In such cases, it becomes necessary to schedule the small pod to another node first, allowing the large pod to be scheduled and placed successfully. After the large pod is deployed, the small pod can be rescheduled back, resulting in an optimized placement strategy that makes better use of available node resources.
Ideal solution
During the upgrade process, the customer should be able to select a specific pod in the web console or via CLI, and then assign it directly to a specific node — effectively forcing the pod to migrate there.
This behavior would override the current scheduler’s default policies, and the manually specified scheduling would take precedence. It functions similarly to the VM live migration feature in OpenStack, where an administrator can manually designate the destination node for a virtual machine.
An example of how customer is doing this today:
Assume the current state (where a and b are mutually exclusive):
- Batch 1 (worker1–3): pod-1-a, pod-2-a, pod-4-b
- Batch 2 (worker4): pod-1-b, pod-2-b, pod-3-a → to be adjusted
- Batch 3 (worker5–8): pod-3-b, pod-4-a
The goal now is to move the pods on Batch 2 (worker4) that conflict with Batch 1 into Batch 3 (worker5–8), and merge the non-conflicting ones into Batch 1 (worker1–3).
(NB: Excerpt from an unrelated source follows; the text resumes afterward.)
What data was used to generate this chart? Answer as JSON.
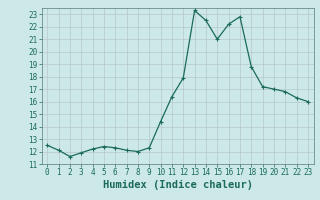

To achieve the target state:
- Adjust pod-1-b first. Since pod-1-b conflicts with pod-1-a, it cannot join Batch 1. There are two ways to adjust:
- option 1: disable scheduling on worker4 and worker1-3, and enable on worker5-8. This ensures that deleting pod-1-b once will place it onto one of worker5-8. This operation needs to be executed on many nodes, and disabling scheduling will raise the risk in commercial environments. For the largest 472-worker-node cluster, this way is very unfriendly and is a disaster for on-site personnel.
- option 2: Design a function on OCP web console or CLI, directly move pod-1-b to target node. This operation only needs to be done once and is very convenient.
- pod-2-b follows the same procedure as pod-1-b.
- For pod-3-a, since it conflicts with Batch 3 but not with Batch 1,it can remain on worker4, batch 1 and batch 2 can be merged together to reduce the number of batches.
After the adjustment:
- Batch 1: worker1-4: pod-1-a, pod-2-a, pod-3-a, pod-4-b
- Batch 2: worker5–8: pod-4-a, pod-1-b, pod-2-b, pod-3-b
In this way, worker1–4 can be merged as Batch 1, reducing the number of batches by one.
List any affected packages or components.
Scheduler. The feature would require enhancements to the scheduler to support pod scheduling to specific nodes.